Amal-amal dalam agama tidak dapat digantikan dengan amal-amal dalam bentuk lain. Orang yang berada di gerbang agama hendaknya bersungguh-sungguh memperhatikan amal-amal baginya tidak meninggalkannya dengan kekafiran. Bila ia mengganti amal yang ditetapkan Allah baginya dengan amal yang dipilihnya sendiri, maka amal-amal itu tidak akan mengisi amal-amal yang ditinggalkan. Ia tidak akan dapat memberikan dengan sepenuhnya peran dirinya bagi masyarakat dengan amal pengganti, dan amal pengganti yang dilakukannya itu akan kosong tanpa manfaat. Perhitungan pahala amalnya tidak sama dengan perhitungan amal yang dilakukan oleh orang yang belum berada di gerbang agama.

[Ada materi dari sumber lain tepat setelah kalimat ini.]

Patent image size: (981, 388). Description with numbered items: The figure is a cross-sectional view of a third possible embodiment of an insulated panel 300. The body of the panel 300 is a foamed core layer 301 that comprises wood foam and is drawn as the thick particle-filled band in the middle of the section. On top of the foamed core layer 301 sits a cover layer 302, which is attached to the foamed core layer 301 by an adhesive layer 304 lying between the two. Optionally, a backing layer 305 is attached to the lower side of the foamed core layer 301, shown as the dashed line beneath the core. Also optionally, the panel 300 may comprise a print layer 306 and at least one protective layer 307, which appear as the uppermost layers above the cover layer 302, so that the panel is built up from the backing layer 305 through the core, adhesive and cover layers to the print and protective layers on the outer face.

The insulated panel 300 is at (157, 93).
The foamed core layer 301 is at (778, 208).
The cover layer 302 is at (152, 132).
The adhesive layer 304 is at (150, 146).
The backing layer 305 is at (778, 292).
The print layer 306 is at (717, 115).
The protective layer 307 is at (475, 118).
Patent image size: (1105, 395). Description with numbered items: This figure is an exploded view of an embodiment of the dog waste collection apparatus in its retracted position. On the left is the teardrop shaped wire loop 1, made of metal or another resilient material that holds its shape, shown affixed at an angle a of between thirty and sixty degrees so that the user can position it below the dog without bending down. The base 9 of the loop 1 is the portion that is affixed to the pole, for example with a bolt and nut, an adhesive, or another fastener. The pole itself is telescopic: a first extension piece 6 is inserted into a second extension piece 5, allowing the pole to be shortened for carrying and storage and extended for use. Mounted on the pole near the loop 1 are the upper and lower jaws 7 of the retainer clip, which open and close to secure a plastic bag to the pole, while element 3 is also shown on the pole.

Bila ia mati sedangkan ia dalam keadaan membuang pengetahuan tentang ketetapan bagi dirinya, maka ia akan menjadi penghuni neraka selama-lamanya. Ia mati dalam keadaan kafir terhadap ketetapan dirinya. Mungkin seseorang menghindari ketetapan dirinya tetapi menantikan kesempatan untuk menunaikan, maka ia tidak termasuk dalam kategori kafir, namun ia kehilangan bekal ketakwaan yang tidak ditunaikan ketika menghindari ketetapan dirinya.